Flexible Spending Accounts: Employee
How Much to Place in a Flexible Benefits Plan
After reviewing the list of qualified expenses, try to determine how much you might spend on these expenses during the next plan year. Be conservative in your estimates as any monies that remain in the plan will be forfeited.
The Rollover Options
The new FSA ruling means that the risk of losing your FSA healthcare contributions at the end of the year is reduced. You are now able to roll over up to $500 into the following plan year. Plus, the FSA rollover provision eliminates the mad scramble at the end of the year to spend remaining FSA funds.
The “Use it or Lose it” Rule
Remember the important “use it or lose it” rule when deciding how much to place in your account: If you contribute dollars to a reimbursement account and do not use all of the monies you deposit, you will lose any remaining balance in the account at the end of the plan year.
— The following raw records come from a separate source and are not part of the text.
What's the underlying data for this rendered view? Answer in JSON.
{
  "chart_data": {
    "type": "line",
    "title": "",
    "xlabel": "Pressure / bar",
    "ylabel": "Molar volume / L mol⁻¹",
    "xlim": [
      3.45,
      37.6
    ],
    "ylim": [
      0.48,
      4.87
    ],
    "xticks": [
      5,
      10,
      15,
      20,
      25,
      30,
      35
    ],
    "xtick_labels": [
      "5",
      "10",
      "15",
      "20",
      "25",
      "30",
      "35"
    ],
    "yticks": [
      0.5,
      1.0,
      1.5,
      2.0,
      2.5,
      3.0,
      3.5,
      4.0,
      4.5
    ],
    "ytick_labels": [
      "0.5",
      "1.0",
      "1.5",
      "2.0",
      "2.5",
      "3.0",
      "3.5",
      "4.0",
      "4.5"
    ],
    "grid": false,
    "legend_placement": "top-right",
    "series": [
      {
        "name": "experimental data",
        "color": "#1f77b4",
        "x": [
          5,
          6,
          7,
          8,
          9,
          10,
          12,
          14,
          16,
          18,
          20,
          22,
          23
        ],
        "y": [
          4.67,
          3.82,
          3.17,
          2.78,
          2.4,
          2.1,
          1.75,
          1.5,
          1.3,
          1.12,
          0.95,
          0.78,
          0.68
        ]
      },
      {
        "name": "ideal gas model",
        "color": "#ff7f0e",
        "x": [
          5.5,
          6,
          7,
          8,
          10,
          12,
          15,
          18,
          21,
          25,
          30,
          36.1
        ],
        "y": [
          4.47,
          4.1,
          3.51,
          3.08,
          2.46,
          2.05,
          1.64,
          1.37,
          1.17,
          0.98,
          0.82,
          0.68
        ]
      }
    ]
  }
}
Once enrolled, you may not change
To comply with IRS regulations, you may only make a change in your election at the beginning of each plan year. This means you may not make a change in your elections after the open enrollment period, unless you experience a family status change. Examples include marriage, divorce, birth, adoption, death, loss of spouse’s employment, etc.
Social Security Benefits
Any reduction in your taxable pay for Social Security purposes may also lead to a reduction in your Social Security benefits. For most employees, the reduction in Social Security benefits will be insignificant compared to the value of paying lower taxes today.
Adoption Account Benefits
This account is subject to FICA taxes. You save only federal and state income taxes.